How consoling are these words as Daylight Savings Time has ended for most of the country and we are faced with increased darkness until the arrival of the winter solstice around December 21. I watch my share of basketball and football and hockey on TV but it is no substitute for the drama and excitement of baseball.

Of course, we have our baseball memories, near and far, to sustain us. There is no doubt that the Boston Red Sox are worthy World Series winners. They showed it was no fluke that they won the AL East with a team-record 108 victories.

They eliminated the Yankees and defending champion Astros to win the American League pennant, losing only one game in each series. They won a generally well-played often gripping World Series in five games over the Dodgers, a bridesmaid for the second year in a row.

Perhaps the mettle of this year's Bosox squad was best exemplified by its reaction to its only World Series loss, a record-breaking 18-inning seven-hour-plus 3-2 defeat on Max Muncy's home run off Nathan Eovaldi.

Immediately thereafter brilliant rookie manager Alex Cora called a rare team meeting in the clubhouse to congratulate the team's effort. The team applauded Eovaldi's great six-inning effort out of the bullpen when he was listed as the Game 4 starter.
Big run producer J.D. Martinez said it might have been a loss but it was a great experience to compete in such a historic game.

Journeyman outfielder/first baseman Steve Pearce was voted the Series MVP for his batting heroics in the last two games. His solo homer tied Game 4 in 8th inning and his bases-clearing double provided the insurance runs in the 9th.

Pearce's two-run blast in the first inning the next night set the tone for the clincher.
It was a huge blow off losing pitcher Clayton Kershaw because it is hard to overestimate what scoring first means in any game, especially after the Dodgers had lost a four-run late lead in the prior game.

David Price won the final game with seven solid innings. A case could be made for Price to have won a co-MVP award although there were only five voters to assure that there was only one winner.

It was nice to see Price get the post-season monkey off his back because he had failed repeatedly in recent years to come up big in the playoffs. But this year he also won Game 2 with six solid innings and relieved effectively in the extra-inning classic third game.

Vanderbilt University baseball coach Tim Corbin has to be especially proud of his progeny because in addition to developing Price in college, another Commodore rookie Walker Buehler also pitched outstanding ball for the Dodgers.

Before I close, I want to remember Willie McCovey who passed away late last month from multiple ailments at the age of 80. He was one of many players who came up too late to help my first team the New York Giants who left New York for San Francisco after the 1957 season.

Imagine how McCovey and his teammates Felipe Alou and Orlando Cepeda would have fared with the short left and right field fences at the Polo Grounds. Certainly Willie Mays would have broken Babe Ruth's 714 home run record if he hadn't been consigned to the winds of Candlestick Park. At least he experienced five seasons in New York.

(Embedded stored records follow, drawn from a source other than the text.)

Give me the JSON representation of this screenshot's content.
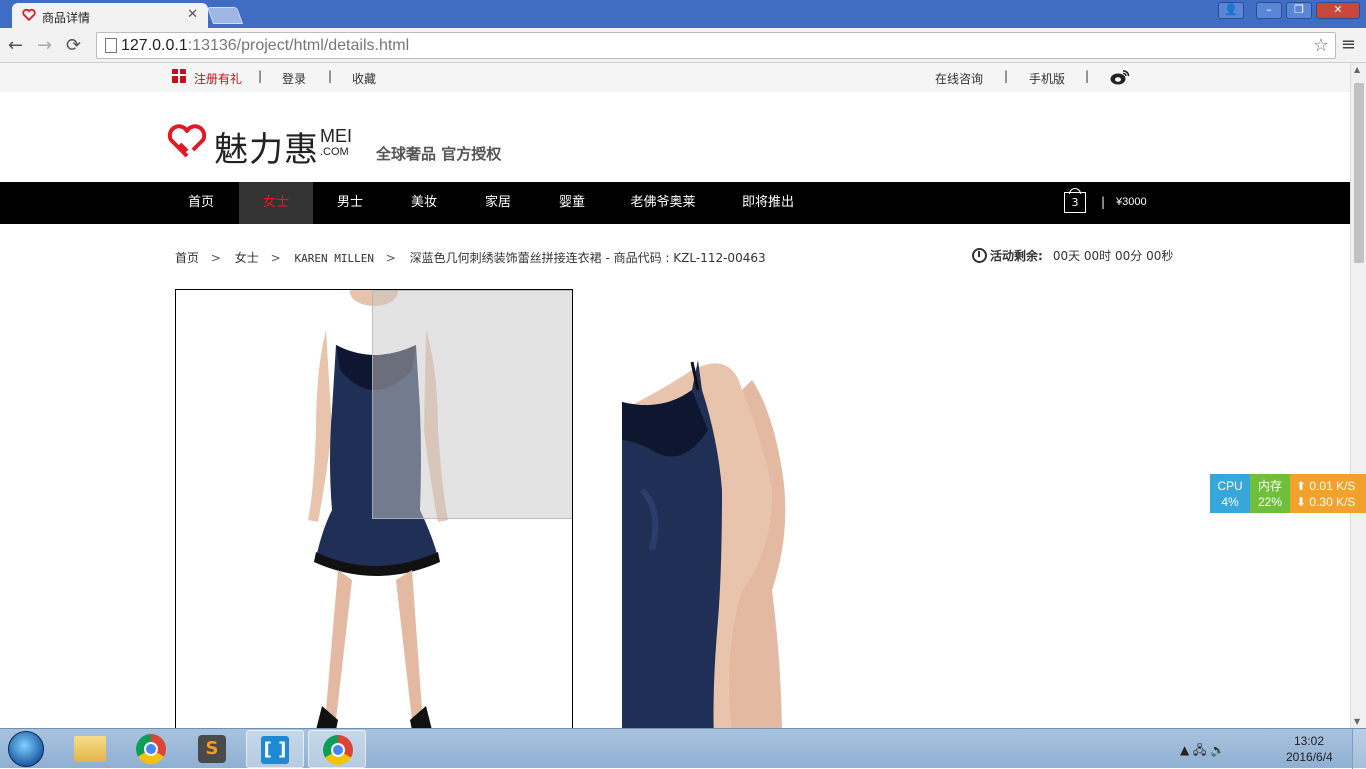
{
  "browser": {
    "tab_title": "商品详情",
    "tab_close": "✕",
    "url_host": "127.0.0.1",
    "url_rest": ":13136/project/html/details.html",
    "controls": {
      "user": "👤",
      "minimize": "–",
      "restore": "❐",
      "close": "✕"
    }
  },
  "topbar": {
    "register": "注册有礼",
    "login": "登录",
    "favorite": "收藏",
    "consult": "在线咨询",
    "mobile": "手机版",
    "sep": "|"
  },
  "header": {
    "logo_cn": "魅力惠",
    "logo_mei": "MEI",
    "logo_com": ".COM",
    "slogan": "全球奢品 官方授权"
  },
  "nav": {
    "items": [
      "首页",
      "女士",
      "男士",
      "美妆",
      "家居",
      "婴童",
      "老佛爷奥莱",
      "即将推出"
    ],
    "active_index": 1,
    "cart_count": "3",
    "cart_sep": "|",
    "cart_amount": "¥3000"
  },
  "breadcrumb": {
    "home": "首页",
    "category": "女士",
    "brand": "KAREN MILLEN",
    "product": "深蓝色几何刺绣装饰蕾丝拼接连衣裙 - 商品代码 : KZL-112-00463",
    "arrow": ">"
  },
  "countdown": {
    "label": "活动剩余:",
    "value": "00天 00时 00分 00秒"
  },
  "sysmon": {
    "cpu_label": "CPU",
    "cpu_value": "4%",
    "mem_label": "内存",
    "mem_value": "22%",
    "up": "0.01 K/S",
    "down": "0.30 K/S",
    "up_arrow": "⬆",
    "down_arrow": "⬇"
  },
  "taskbar": {
    "time": "13:02",
    "date": "2016/6/4",
    "sublime_letter": "S",
    "brackets_glyph": "[ ]",
    "tray_icons": "▲ 🖧 🔊"
  },
  "colors": {
    "accent_red": "#e01b24",
    "nav_bg": "#000000",
    "dress_blue": "#1f2f56"
  }
}
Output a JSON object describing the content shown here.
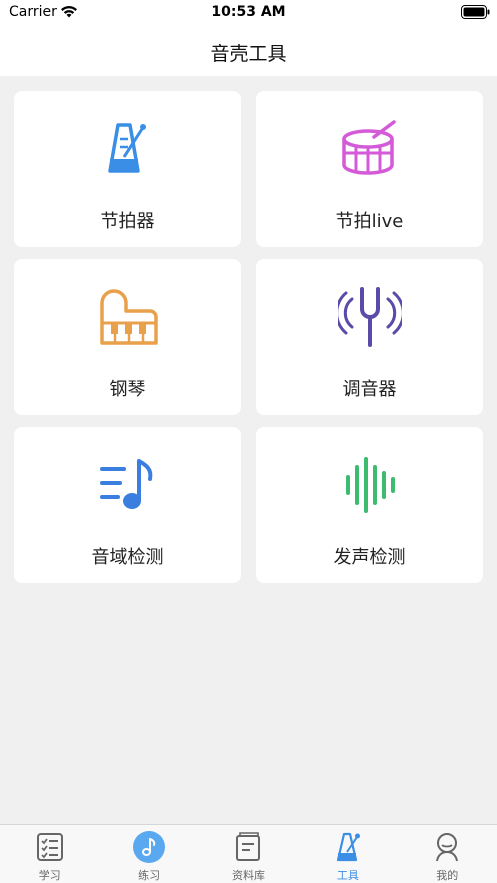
{
  "status_bar": {
    "carrier": "Carrier",
    "time": "10:53 AM"
  },
  "nav": {
    "title": "音壳工具"
  },
  "tools": [
    {
      "label": "节拍器",
      "icon": "metronome-icon",
      "color": "#3a8ee6"
    },
    {
      "label": "节拍live",
      "icon": "drum-icon",
      "color": "#d45ad8"
    },
    {
      "label": "钢琴",
      "icon": "piano-icon",
      "color": "#e8a04a"
    },
    {
      "label": "调音器",
      "icon": "tuning-fork-icon",
      "color": "#5b4ba8"
    },
    {
      "label": "音域检测",
      "icon": "music-list-icon",
      "color": "#3a7ee0"
    },
    {
      "label": "发声检测",
      "icon": "sound-wave-icon",
      "color": "#3dbb6e"
    }
  ],
  "tab_bar": {
    "items": [
      {
        "label": "学习",
        "icon": "checklist-icon"
      },
      {
        "label": "练习",
        "icon": "music-note-icon"
      },
      {
        "label": "资料库",
        "icon": "book-icon"
      },
      {
        "label": "工具",
        "icon": "metronome-icon",
        "active": true
      },
      {
        "label": "我的",
        "icon": "user-icon"
      }
    ],
    "active_color": "#3a8ee6"
  }
}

McCovey's debut in San Francisco was memorable. I happened to be listening to Les Keiter's recreating of Giant games on WINS radio on July 30, 1959. All Willie did was belt two triples and two singles off another future Hall of Famer Phillies pitcher Robin Roberts.

McCovey may be most remembered for a ball that became an out, the scalding line drive off Yankee pitcher Ralph Terry at Bobby Richardson that ended the seventh game of the 1962 World Series with the tying and winning runs in scoring position.

I prefer he be remembered for the body of his work on his field, including 521 career home runs, tying him with Ted Williams. He was a class guy on and off the field. He was always was accessible to fans and became a revered ambassador for the Giants who wisely named the water area beyond the right field fence at San Francisco's ATT Park "McCovey Cove."

There is a famous 100-year-old deli on the Upper West Side of Manhattan called "Barney Greengrass The Sturgeon King." Though McCovey never ate there, he heard about the sturgeon and had it mail ordered to the West Coast.

There is a picture of Willie in Barney Greengrass's window. I think of Willie "Stretch" McCovey when I stop in at Barney's and always will.

That's all for now. Again remember to express your vote on November 6th if we want our democracy to recover its balance. And never forget: Take it easy but take it!